In Catalan, you need to know the number and gender of a noun to form the accompanying adjectives, determiners, numerals, and pronouns correctly.

Catalan has two genders for nouns: masculine and feminine. There are also two numbers: singular and plural. Additionally, Catalan has only one case for nouns, but three cases for pronouns.

grammatical namevaluesexamples
numbersingularun cotxe vell
(one old car)
pluralcinc cotxes vells
(five old cars)
gendermasculinemetge vell
(old doctor)
femininedona vella
(old woman)
case (noun)nominativeel gos (the dog)
case (pronoun)nominativeMario construeix una casa. Ell construeix una casa.
(Mario builds a house. He builds a house.)
accusativeMarío construeix una casa. Marío la construeix.
(Mario builds a house. Mario builds it.)
dativeLa Maria regala un llibre a Luigi. La Maria li regala un llibre.
(Maria gives Luigi a book. Maria gives him a book.)
adjectives (noun)after noununa poma vermella
(a red apple)
before noununa bona poma
(a good apple)
verb tensespresentell canta
(he sings)
past (imperfect)ell cantava
(he sang)
futureell cantarà
(he will sing)

The standard order of a noun phrase in Catalan is the following: preposition + determiner + numeral + noun + adjective. See for example:

sobre   aquests tres    cantants populars   
about   these   three   singers  popular
PREP    DET     NUM     NOUN     ADJ
"about these three popular singers"

Lexicon

Nouns

Catalan nouns are inflected for number. When the lexicon entry is missing, the NLG platform will try to find the most probable gender based on heuristics. However, nouns should be added to the lexicon with their grammatical gender if they do not inflect regularly.

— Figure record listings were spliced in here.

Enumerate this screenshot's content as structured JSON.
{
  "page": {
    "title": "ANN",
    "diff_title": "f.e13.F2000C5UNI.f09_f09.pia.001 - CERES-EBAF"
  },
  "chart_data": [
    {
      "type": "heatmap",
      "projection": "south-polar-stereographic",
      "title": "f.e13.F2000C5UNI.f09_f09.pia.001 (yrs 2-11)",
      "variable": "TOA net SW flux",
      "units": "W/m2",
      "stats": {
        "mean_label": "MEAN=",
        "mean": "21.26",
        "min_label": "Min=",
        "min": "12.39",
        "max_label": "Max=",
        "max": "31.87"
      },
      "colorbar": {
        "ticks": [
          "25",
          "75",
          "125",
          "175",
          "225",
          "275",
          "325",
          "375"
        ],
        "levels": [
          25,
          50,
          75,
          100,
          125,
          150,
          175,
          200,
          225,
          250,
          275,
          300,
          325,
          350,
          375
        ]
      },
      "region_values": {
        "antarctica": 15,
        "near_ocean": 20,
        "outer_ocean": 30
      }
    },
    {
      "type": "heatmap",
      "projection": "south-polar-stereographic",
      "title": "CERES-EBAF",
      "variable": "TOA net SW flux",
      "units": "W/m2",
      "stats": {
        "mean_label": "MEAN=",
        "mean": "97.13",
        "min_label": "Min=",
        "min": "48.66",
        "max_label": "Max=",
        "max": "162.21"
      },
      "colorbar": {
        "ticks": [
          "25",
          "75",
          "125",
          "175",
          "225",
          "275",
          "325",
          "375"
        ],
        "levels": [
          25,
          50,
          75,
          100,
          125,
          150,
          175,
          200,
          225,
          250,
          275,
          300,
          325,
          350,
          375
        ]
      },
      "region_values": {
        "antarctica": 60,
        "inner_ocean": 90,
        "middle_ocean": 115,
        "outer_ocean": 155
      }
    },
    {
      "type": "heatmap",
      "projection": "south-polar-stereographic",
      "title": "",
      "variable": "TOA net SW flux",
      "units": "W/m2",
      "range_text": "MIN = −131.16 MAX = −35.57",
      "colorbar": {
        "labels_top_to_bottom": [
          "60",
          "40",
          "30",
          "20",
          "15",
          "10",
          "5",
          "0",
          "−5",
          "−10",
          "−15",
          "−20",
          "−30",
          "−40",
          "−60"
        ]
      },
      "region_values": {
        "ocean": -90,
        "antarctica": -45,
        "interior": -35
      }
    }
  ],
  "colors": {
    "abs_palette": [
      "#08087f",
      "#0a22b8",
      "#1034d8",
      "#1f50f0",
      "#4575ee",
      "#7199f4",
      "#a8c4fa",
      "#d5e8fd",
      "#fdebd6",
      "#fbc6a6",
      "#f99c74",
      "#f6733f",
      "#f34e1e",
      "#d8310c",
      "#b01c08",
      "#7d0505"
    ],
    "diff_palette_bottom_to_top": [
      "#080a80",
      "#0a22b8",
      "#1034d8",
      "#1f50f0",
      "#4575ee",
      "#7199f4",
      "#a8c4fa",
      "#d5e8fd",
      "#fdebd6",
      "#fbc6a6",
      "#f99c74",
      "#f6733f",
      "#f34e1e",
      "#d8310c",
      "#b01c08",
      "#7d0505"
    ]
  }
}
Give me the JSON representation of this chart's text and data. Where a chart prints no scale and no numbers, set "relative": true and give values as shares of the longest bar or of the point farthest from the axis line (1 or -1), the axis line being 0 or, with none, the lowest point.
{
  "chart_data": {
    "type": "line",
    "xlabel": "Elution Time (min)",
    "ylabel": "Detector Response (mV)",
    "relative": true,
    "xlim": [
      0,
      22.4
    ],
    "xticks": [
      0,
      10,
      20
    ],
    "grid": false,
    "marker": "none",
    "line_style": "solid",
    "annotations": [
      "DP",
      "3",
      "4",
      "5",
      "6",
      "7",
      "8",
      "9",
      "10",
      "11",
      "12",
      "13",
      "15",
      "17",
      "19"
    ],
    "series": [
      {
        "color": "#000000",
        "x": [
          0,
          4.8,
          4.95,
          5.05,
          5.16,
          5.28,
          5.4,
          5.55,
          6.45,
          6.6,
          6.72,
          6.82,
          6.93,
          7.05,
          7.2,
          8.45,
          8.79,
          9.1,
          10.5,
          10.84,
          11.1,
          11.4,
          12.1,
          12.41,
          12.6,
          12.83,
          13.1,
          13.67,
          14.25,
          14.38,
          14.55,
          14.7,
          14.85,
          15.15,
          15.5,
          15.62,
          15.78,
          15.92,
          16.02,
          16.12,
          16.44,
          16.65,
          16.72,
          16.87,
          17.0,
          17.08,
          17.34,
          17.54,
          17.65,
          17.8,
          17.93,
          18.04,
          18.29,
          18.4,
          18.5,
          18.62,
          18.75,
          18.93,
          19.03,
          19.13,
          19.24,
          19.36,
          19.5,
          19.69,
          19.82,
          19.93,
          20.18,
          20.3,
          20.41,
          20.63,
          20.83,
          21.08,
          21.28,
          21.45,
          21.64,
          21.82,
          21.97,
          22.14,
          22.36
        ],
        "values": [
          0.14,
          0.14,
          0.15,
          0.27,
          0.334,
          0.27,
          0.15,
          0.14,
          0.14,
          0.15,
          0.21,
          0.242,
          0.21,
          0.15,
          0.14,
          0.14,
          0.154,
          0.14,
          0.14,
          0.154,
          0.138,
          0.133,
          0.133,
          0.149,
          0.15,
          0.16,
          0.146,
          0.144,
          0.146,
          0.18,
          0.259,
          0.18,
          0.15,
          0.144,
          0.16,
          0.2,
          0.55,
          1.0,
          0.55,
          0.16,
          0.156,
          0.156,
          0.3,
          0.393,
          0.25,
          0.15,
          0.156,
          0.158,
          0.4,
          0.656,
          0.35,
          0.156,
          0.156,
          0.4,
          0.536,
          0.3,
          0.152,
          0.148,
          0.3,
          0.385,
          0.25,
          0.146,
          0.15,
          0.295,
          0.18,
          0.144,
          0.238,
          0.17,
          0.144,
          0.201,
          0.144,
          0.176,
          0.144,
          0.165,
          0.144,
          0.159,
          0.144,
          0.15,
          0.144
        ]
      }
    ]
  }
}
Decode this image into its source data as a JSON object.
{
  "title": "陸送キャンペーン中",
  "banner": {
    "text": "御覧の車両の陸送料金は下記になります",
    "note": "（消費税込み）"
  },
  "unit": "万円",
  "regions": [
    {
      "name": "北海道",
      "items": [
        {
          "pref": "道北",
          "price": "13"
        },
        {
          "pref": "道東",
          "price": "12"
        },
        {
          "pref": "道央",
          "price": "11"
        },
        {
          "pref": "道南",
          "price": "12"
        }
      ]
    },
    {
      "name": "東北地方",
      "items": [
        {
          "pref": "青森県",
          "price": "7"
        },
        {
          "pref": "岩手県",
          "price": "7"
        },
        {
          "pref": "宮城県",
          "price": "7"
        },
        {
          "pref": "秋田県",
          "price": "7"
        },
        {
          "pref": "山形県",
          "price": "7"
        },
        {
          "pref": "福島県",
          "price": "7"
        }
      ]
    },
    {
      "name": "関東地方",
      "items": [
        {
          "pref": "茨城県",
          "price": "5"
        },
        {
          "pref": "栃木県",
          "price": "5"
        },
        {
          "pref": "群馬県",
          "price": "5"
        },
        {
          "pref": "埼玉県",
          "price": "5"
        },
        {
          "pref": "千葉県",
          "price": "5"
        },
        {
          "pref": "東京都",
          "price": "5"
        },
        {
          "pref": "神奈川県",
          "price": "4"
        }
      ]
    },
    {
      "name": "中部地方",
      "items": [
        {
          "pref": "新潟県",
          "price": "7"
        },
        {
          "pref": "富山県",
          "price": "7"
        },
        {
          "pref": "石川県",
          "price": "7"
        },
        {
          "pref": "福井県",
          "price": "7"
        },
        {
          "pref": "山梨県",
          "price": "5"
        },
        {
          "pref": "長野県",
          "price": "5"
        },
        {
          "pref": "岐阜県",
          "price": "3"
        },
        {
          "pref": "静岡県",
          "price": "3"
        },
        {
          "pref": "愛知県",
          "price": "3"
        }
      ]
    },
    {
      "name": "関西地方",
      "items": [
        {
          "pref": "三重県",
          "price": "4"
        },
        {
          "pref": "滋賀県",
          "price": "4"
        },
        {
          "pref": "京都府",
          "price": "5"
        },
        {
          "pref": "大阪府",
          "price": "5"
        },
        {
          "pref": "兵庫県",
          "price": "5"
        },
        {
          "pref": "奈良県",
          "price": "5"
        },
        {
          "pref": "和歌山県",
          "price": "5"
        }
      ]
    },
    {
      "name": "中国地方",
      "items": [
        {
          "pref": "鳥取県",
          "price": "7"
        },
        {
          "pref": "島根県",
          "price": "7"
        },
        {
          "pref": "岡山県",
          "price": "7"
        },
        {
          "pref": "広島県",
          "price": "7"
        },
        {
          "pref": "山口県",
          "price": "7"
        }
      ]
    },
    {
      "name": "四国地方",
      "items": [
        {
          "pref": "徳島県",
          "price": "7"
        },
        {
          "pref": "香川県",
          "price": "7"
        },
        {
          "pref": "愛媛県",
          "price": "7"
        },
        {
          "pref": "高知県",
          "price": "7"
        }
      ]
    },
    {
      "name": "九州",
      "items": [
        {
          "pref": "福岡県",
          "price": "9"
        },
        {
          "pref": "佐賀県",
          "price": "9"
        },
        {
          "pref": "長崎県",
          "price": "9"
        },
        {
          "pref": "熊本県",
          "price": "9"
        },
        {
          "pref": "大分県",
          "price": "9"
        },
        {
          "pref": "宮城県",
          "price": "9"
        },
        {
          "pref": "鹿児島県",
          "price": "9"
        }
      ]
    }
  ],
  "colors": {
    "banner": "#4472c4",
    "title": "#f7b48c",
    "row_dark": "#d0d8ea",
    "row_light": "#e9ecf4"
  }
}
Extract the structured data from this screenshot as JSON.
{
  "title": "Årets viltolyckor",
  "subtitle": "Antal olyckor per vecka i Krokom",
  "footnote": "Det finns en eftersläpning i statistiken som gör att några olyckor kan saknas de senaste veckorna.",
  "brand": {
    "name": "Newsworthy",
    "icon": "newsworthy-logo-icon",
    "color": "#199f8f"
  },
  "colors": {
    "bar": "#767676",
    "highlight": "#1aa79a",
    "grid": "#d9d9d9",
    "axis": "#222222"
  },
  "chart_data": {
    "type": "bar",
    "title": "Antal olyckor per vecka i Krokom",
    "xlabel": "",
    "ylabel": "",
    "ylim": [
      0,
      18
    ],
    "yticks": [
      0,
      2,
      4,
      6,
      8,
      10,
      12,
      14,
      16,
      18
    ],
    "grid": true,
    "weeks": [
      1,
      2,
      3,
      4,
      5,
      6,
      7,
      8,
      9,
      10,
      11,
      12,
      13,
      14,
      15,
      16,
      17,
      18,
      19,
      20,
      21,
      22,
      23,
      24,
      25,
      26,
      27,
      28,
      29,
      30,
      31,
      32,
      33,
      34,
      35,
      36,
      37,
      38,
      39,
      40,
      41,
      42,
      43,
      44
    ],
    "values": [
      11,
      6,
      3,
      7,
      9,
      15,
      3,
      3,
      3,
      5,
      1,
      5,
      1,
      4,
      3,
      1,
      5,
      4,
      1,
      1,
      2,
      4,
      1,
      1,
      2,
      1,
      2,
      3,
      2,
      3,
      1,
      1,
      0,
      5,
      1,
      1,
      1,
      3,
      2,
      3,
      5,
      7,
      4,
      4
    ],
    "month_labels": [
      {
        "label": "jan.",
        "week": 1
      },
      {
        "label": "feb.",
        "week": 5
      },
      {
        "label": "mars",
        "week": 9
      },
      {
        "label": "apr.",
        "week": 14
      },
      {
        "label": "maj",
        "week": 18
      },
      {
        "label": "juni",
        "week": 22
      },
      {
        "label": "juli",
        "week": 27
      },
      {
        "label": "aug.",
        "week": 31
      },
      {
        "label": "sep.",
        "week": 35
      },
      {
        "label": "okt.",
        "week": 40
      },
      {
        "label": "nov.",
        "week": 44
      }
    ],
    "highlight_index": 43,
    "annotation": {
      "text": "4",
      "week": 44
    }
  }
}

Lexicon entries for nouns may also be necessary for inflecting determiners, adjectives, numerals, and pronouns correctly. They are omitted, if a lexicon entry is required, but missing.

Examples

The basic lexicon entry for pare (father) contains:

  • gender: masculine
  • inflection table for case and number:
SingularPlural
Nominativeparepares

Adjectives

In the lexicon, the inflection table encodes number and gender. For adjective position, the default is "after noun".

Verbs

Catalan verbs inflect for person, number, and tense. The most common verbs are encoded in our software. If a verb inflects incorrectly, you should add it to the lexicon.

Container settings

Determiner

The AX NLG platform supports the following determiners for Catalan: definite, indefinite, demonstratives (proximal + distal), and possessives.

Numerals

The noun will automatically agree with the numeral number when a numeral variable is used. Four types of numerals are possible on the AX NLG platform: cardinal, cardinal as digit, ordinal, and ordinal as digit.

cardinalordinal
textnou dies
(nine days)
el novè dia
(the ninth day)
digit9 dies
(9 days)
el 9è dia
(the 9th day)

For Catalan, both cardinal and ordinal numerals are written out until 20, otherwise (above 20) the output is in digit form. For example:

vint cotxes
(twenty cars)
21 cotxes
(21 cars)

Preposition and Determiner: contraction

If users configure prepositions in the container, they are automatically adapted, if phonetic assimilation needs to happen.

"al" is a contraction of the preposition "a" (to) and the definite article "el" (the). For example:

"Vull anar al parc." 
(I want to go to the park.)

Determiner Switch

Determiners can be switched according to lexicon information. If there are definite determiners (e.g., for country names) for a noun phrase, they will be activated for the container. For the first example, the default for determiner is used: None (no article). The container setting is: determiner="None", and case="nominative".

Viatgen a Alemanya.
(They travel to Germany.)

As for the second example, the container settings for Països Baixos (Netherlands) are still: determiner="None" and case="nominative", but determiner switch is set in its lexicon information.

Viatgen als Països Baixos.
(They travel to the Netherlands.)

Thus, a determiner switches from none to definite. Then, the definite determiner automatically contracted with preposition, so it becomes als.